The interpretation of \(\bigcap _{i=1}^{K-1}\mathcal {E}(\kappa \overline{S}_i, \xi _i, \xi _{i+1})\) is the event that our Brownian motion falls within our bands on interval \([\xi _i, \xi _{i+1}]\) for each i.

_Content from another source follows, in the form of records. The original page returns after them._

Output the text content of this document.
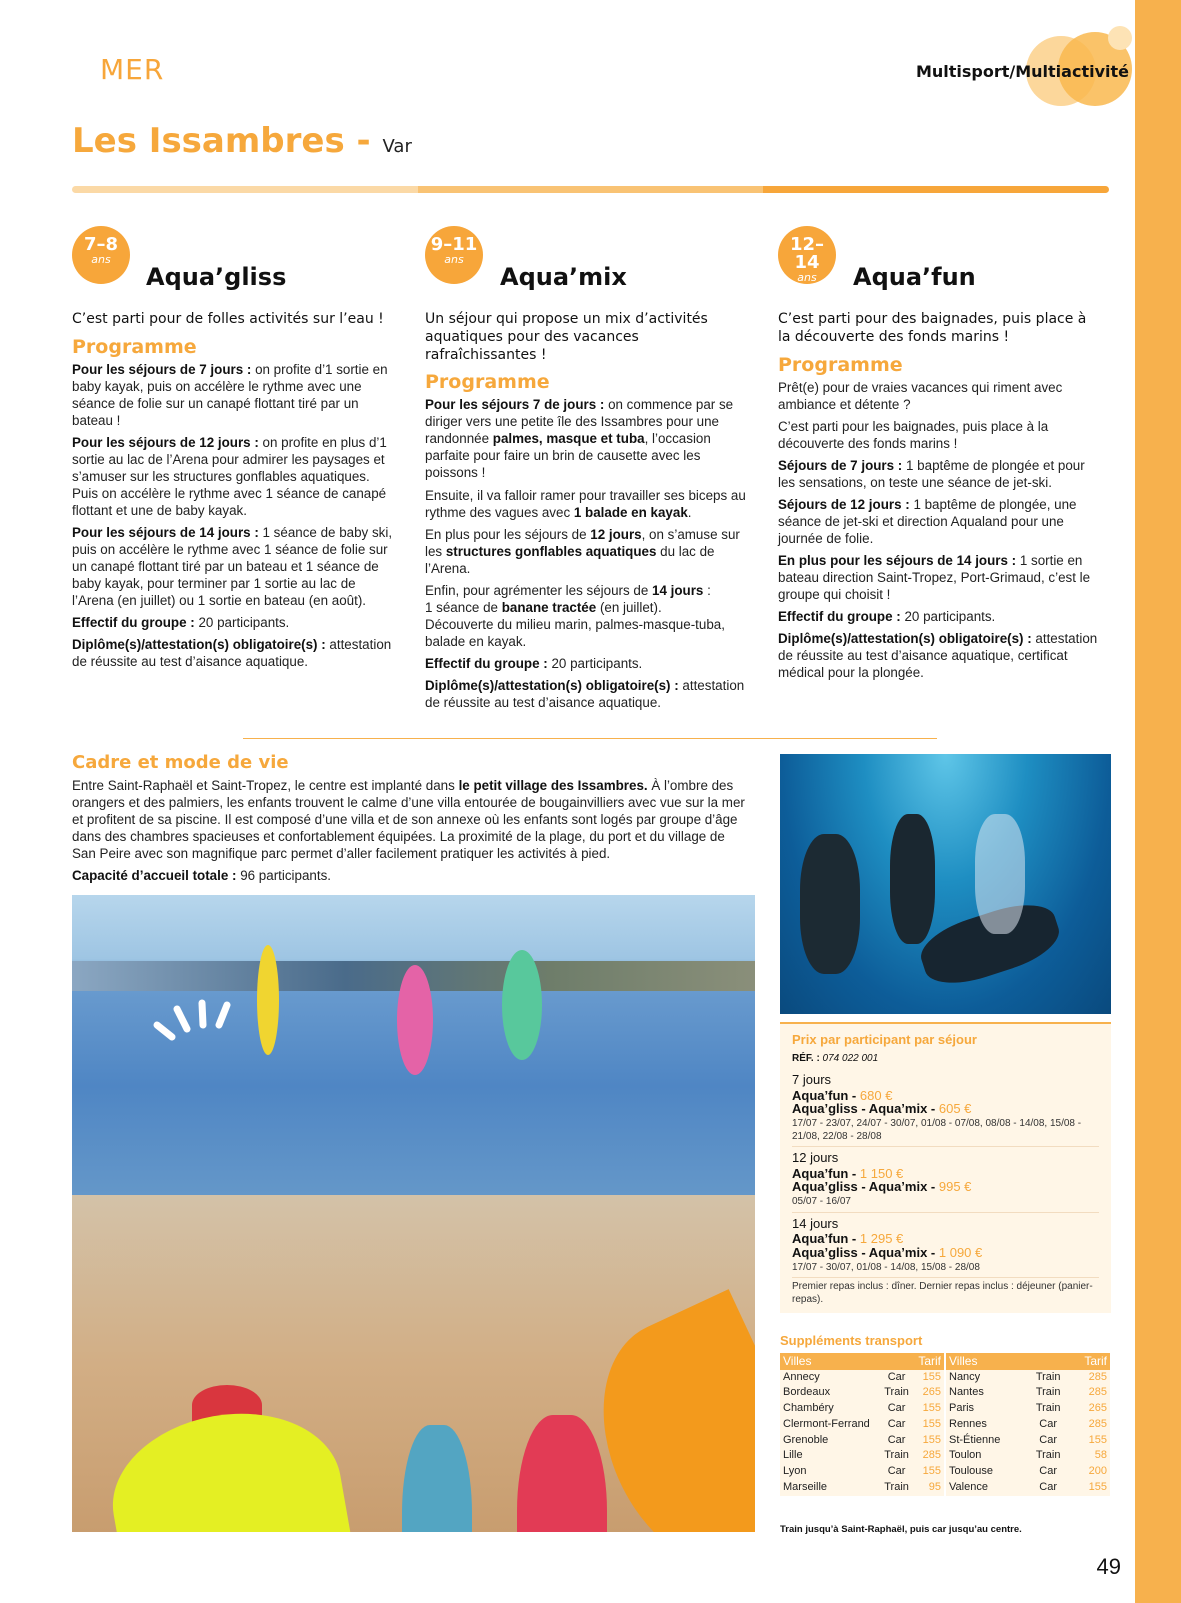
MER	Multisport/Multiactivité
Les Issambres - Var
7–8
ans
Aqua’gliss
C’est parti pour de folles activités sur l’eau !
Programme

Pour les séjours de 7 jours : on profite d’1 sortie en baby kayak, puis on accélère le rythme avec une séance de folie sur un canapé flottant tiré par un bateau !

Pour les séjours de 12 jours : on profite en plus d’1 sortie au lac de l’Arena pour admirer les paysages et s’amuser sur les structures gonflables aquatiques. Puis on accélère le rythme avec 1 séance de canapé flottant et une de baby kayak.

Pour les séjours de 14 jours : 1 séance de baby ski, puis on accélère le rythme avec 1 séance de folie sur un canapé flottant tiré par un bateau et 1 séance de baby kayak, pour terminer par 1 sortie au lac de l’Arena (en juillet) ou 1 sortie en bateau (en août).

Effectif du groupe : 20 participants.

Diplôme(s)/attestation(s) obligatoire(s) : attestation de réussite au test d’aisance aquatique.

9–11
ans
Aqua’mix
Un séjour qui propose un mix d’activités aquatiques pour des vacances rafraîchissantes !
Programme

Pour les séjours 7 de jours : on commence par se diriger vers une petite île des Issambres pour une randonnée palmes, masque et tuba, l’occasion parfaite pour faire un brin de causette avec les poissons !

Ensuite, il va falloir ramer pour travailler ses biceps au rythme des vagues avec 1 balade en kayak.

En plus pour les séjours de 12 jours, on s’amuse sur les structures gonflables aquatiques du lac de l’Arena.

Enfin, pour agrémenter les séjours de 14 jours :
1 séance de banane tractée (en juillet).
Découverte du milieu marin, palmes-masque-tuba, balade en kayak.

Effectif du groupe : 20 participants.

Diplôme(s)/attestation(s) obligatoire(s) : attestation de réussite au test d’aisance aquatique.

12–14
ans	Aqua’fun
C’est parti pour des baignades, puis place à la découverte des fonds marins !
Programme

Prêt(e) pour de vraies vacances qui riment avec ambiance et détente ?

C’est parti pour les baignades, puis place à la découverte des fonds marins !

Séjours de 7 jours : 1 baptême de plongée et pour les sensations, on teste une séance de jet-ski.

Séjours de 12 jours : 1 baptême de plongée, une séance de jet-ski et direction Aqualand pour une journée de folie.

En plus pour les séjours de 14 jours : 1 sortie en bateau direction Saint-Tropez, Port-Grimaud, c’est le groupe qui choisit !

Effectif du groupe : 20 participants.

Diplôme(s)/attestation(s) obligatoire(s) : attestation de réussite au test d’aisance aquatique, certificat médical pour la plongée.

Cadre et mode de vie

Entre Saint-Raphaël et Saint-Tropez, le centre est implanté dans le petit village des Issambres. À l’ombre des orangers et des palmiers, les enfants trouvent le calme d’une villa entourée de bougainvilliers avec vue sur la mer et profitent de sa piscine. Il est composé d’une villa et de son annexe où les enfants sont logés par groupe d’âge dans des chambres spacieuses et confortablement équipées. La proximité de la plage, du port et du village de San Peire avec son magnifique parc permet d’aller facilement pratiquer les activités à pied.

Capacité d’accueil totale : 96 participants.

Prix par participant par séjour
RÉF. : 074 022 001
7 jours
Aqua’fun - 680 €
Aqua’gliss - Aqua’mix - 605 €
17/07 - 23/07, 24/07 - 30/07, 01/08 - 07/08, 08/08 - 14/08, 15/08 - 21/08, 22/08 - 28/08
12 jours
Aqua’fun - 1 150 €
Aqua’gliss - Aqua’mix - 995 €
05/07 - 16/07
14 jours
Aqua’fun - 1 295 €
Aqua’gliss - Aqua’mix - 1 090 €
17/07 - 30/07, 01/08 - 14/08, 15/08 - 28/08
Premier repas inclus : dîner. Dernier repas inclus : déjeuner (panier-repas).
Suppléments transport
Villes		Tarif
Annecy	Car	155
Bordeaux	Train	265
Chambéry	Car	155
Clermont-Ferrand	Car	155
Grenoble	Car	155
Lille	Train	285
Lyon	Car	155
Marseille	Train	95
Villes		Tarif
Nancy	Train	285
Nantes	Train	285
Paris	Train	265
Rennes	Car	285
St-Étienne	Car	155
Toulon	Train	58
Toulouse	Car	200
Valence	Car	155
Train jusqu’à Saint-Raphaël, puis car jusqu’au centre.
49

Equivalently, since \(\kappa \overline{S}_i\) is non-increasing, hence \(\mathcal {E}(\kappa \overline{S}_i, \xi _{i+1}, \xi _{K})\) are tighter than \(\mathcal {E}(\kappa \overline{S}_{i+1}, \xi _{i+1}, \xi _{K})\) by Eq. (6), we can imagine first having to fall within \(\mathcal {E}(\kappa \overline{S}_1, \xi _{1}, \xi _{K})\), then next having to fall within \(\mathcal {E}(\kappa \overline{S}_2, \xi _{2}, \xi _{K})\), etc, leading to the equivalence

$$\begin{aligned} \bigcap _{i=1}^{K-1}\mathcal {E}(\kappa \overline{S}_i, \xi _i, \xi _{i+1}) = \bigcup _{i=1}^{K-1}\mathcal {E}(\kappa \overline{S}_i, \xi _i, \xi _{K}). \end{aligned}$$

Continuing Eq. (7) and defining \(\mathcal {E}(\kappa \overline{S}_{0}, \xi _{0}, \xi _{K}) = \emptyset \), we have

$$\begin{aligned} \gamma&\approx \mathbb {P}\left( \bigcup _{i=1}^{K-1}\mathcal {E}(\kappa \overline{S}_i, \xi _i, \xi _{K})\right) \\&= \mathbb {P}\left( \bigcup _{i=1}^{K-1}\left[ \mathcal {E}(\kappa \overline{S}_i, \xi _i, \xi _{K})\setminus \mathcal {E}(\kappa \overline{S}_{i-1}, \xi _{i}, \xi _{K})\right] \right) \\&= \sum _{i=1}^{K-1}\left\{ \mathbb {P}\left( \mathcal {E}(\kappa \overline{S}_i, \xi _i, \xi _{K})) - \mathbb {P}(\mathcal {E}(\kappa \overline{S}_{i-1}, \xi _{i}, \xi _{K})\right) \right\} \\&\approx \frac{\kappa b}{\sigma ^2(t_U)}\left\{ \sum _{i=1}^{K-2}\overline{S}_i(\sigma ^2(\xi _i) - \sigma ^2(\xi _{i+1}))\right\} + 1 + \left( a + b \frac{\sigma ^2(\xi _{K-1})}{\sigma ^2(t_U)}\right) (\kappa \overline{S}_{K-1}) \\&\quad + a(\kappa \overline{S}_{K-1})^2 \end{aligned}$$

where the last \(\approx \) comes from continued application of Eq. (4). This is a quadratic function in \(\kappa \), and hence we can solve for \(\kappa \) analytically. We also estimate \(\sigma ^2(t)\) with \(\widehat{\sigma }^2(t)\), as before. Finally, we pivot to get a \(100\gamma \%\) CI:

$$\begin{aligned} \gamma&\approx \mathbb {P}\left( \left| n^{1/2}\frac{\widehat{S}(t) - S(t)}{\widehat{S}(t)\widehat{\sigma }(t_U)}\right| \le \psi \left( \kappa \widehat{S}(t)\frac{.\widehat{\sigma }^2(t)}{.\widehat{\sigma }^2(t_U)}\right) \frac{\widehat{\sigma }(t)}{\widehat{\sigma }(t_U)} \quad \forall t \in [t_L, t_U]\right) \\&= \mathbb {P}\left( \widehat{S}(t)\left( 1 - c_S(t) \right) \le S(t) \le \widehat{S}(t)\left( 1 + c_S(t) \right) \quad \forall t \in [t_L, t_U]\right) , \end{aligned}$$

where \(c_S(t) = \psi \left( \kappa \widehat{S}(t)\frac{\widehat{\sigma }^2(t)}{\widehat{\sigma }^2(t_U)}\right) \frac{\widehat{\sigma }^2(t)}{n^{1/2}}\).